Chimeric antigen receptor (CAR) T cell therapies have demonstrated remarkable efficacy in hematologic malignancies; however, their clinical benefit in solid tumors remains limited. A major barrier is T cell dysfunction, particularly exhaustion and senescence, which impair persistence, effector function, and durable tumor control. Targeting these dysfunctional states is therefore essential in order to improve CAR T cell efficacy in solid tumors.

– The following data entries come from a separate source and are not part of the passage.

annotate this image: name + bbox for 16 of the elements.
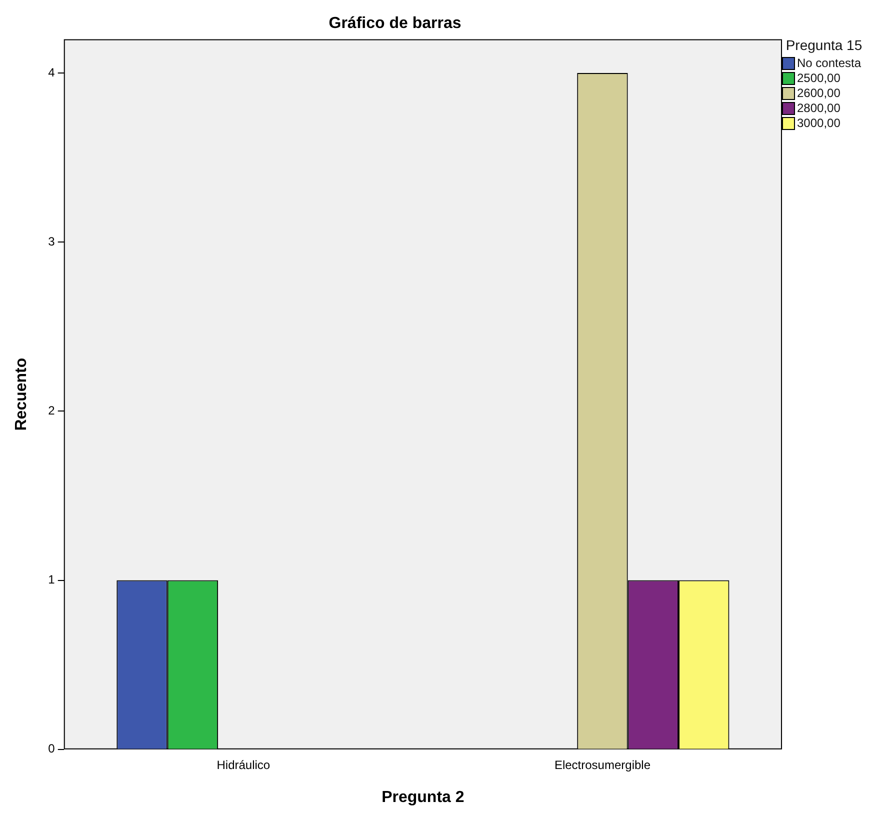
chart-title: Gráfico de barras [328,15,462,32]
x-axis-title: Pregunta 2 [382,788,464,806]
y-axis-title: Recuento [13,358,30,431]
y-tick-label: 4 [48,65,56,80]
legend-label: 2600,00 [797,86,840,101]
y-tick-label: 2 [48,404,56,418]
y-tick-label: 3 [48,234,56,248]
y-tick-label: 0 [48,742,56,756]
legend-label: No contesta [797,56,862,71]
legend-title: Pregunta 15 [784,37,864,53]
y-tick-label: 1 [48,572,56,587]
x-tick-label: Electrosumergible [554,758,651,772]
legend-label: 2800,00 [797,101,840,116]
legend-label: 2500,00 [797,71,840,86]
x-tick-label: Hidráulico [216,758,270,772]
legend-label: 3000,00 [797,116,840,131]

This review summarizes recent preclinical strategies aimed at preventing or reversing CAR T cell exhaustion and senescence in solid malignancies. While both exhaustion and senescence are relevant dysfunctional states, the preclinical evidence summarized in this review is currently more extensive for modulation of exhaustion-associated programs than for direct reversal of canonical T cell senescence. Approaches are organized according to their primary mechanistic focus, including gene editing, metabolic modulation, receptor redesign, and remodeling of the tumor microenvironment.

Across these mechanistic categories, reported benefits include enhanced CAR T cell persistence, reduced expression of inhibitory receptors, such as PD-1, LAG-3, and TIM-3, preservation or restoration of memory-like phenotypes, and improved antitumor cytotoxicity. Notably, combinatorial strategies targeting multiple dysfunction pathways consistently demonstrate superior efficacy in preclinical models. Despite these advances, important translational challenges remain, including the limited predictive value of current preclinical systems, potential safety concerns, and the manufacturing complexity associated with increasingly engineered cell products.

Collectively, preclinical evidence supports the rational integration of complementary approaches to generate next-generation CAR T cells capable of resisting dysfunction and maintaining activity within immunosuppressive solid tumor microenvironments. Further validation in clinically relevant models will be critical to facilitate translation into safe and durable cancer immunotherapies.